Pay attention to what your body responds negatively to.
Eating intuitively isn't about pigeon holing yourself into a category and limiting yourself to only a certain kind of food—it's about having a true understanding of the effects food has on your body. For example, if you love chocolate chip cookies, pay attention to how your body responds the next time you eat one. Do you feel energetic and ready to conquer the world afterwards or sluggish with a stomach ache? Learning what makes you feel bad—healthy or not—is the first step in listening to your body.
Understand what foods you enjoy most.
As you continue to try out foods, it might feel like you're eating things for the first time because you're actually paying attention to how they make you feel. Suddenly the crunch of tortilla chips is fantastic or the juiciness of fruit becomes impossible to stay away from. Once you know what you truly enjoy eating and what makes your body feel excellent, it'll all seem so simple. You may even wonder how you never ate this consciously before.
Stop the dieting.
The classic line is "it's not a diet, it's a lifestyle change," which is definitely true. When you get on a temporary program for a quick fix, it's almost always a guarantee you'll gain whatever weight you lost right back once your diet is done. When you start something that is sustainable and creates a greater understanding of self, you're more likely going to stick with it rather than drop everything you learned after your 21 days (or however long the diet is) is up.

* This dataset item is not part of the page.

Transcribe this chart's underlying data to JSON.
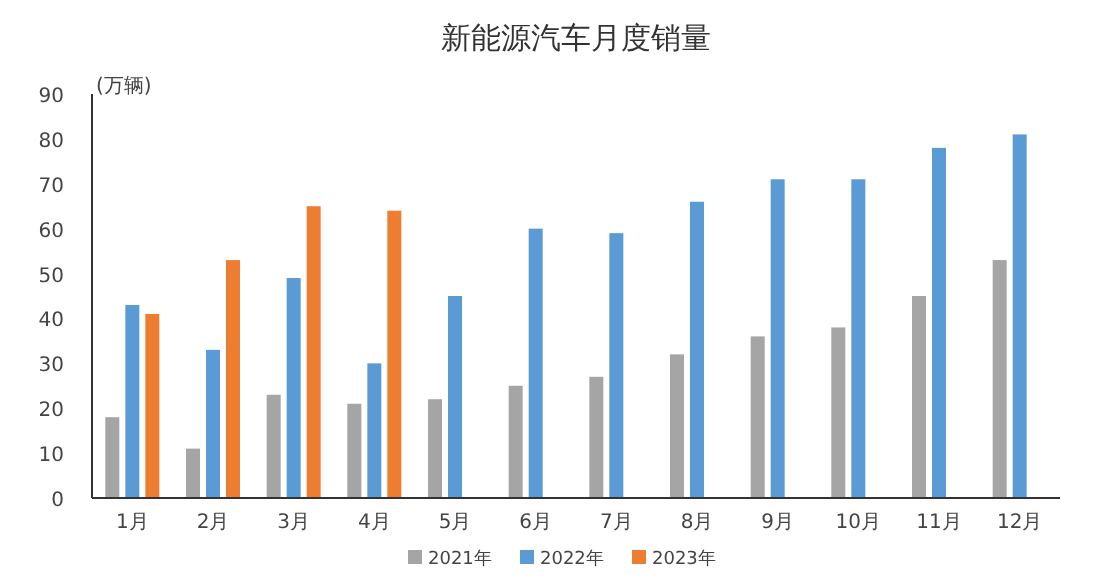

Putting an end to emotional eating.
Emotional eating doesn't just happen after someone has been broken up with. When you pay close attention to yourself, you might notice you're more likely to eat when you're feeling stressed, or even excited. It's easy to convince yourself you've had a bad day or it's Friday and you're ready to go out because "you deserve to eat whatever you want." We've all been there. When you stop and think about it for a minute, though, and realize you're only eating because you're in a certain mood and not because you're hungry—that's when growth happens.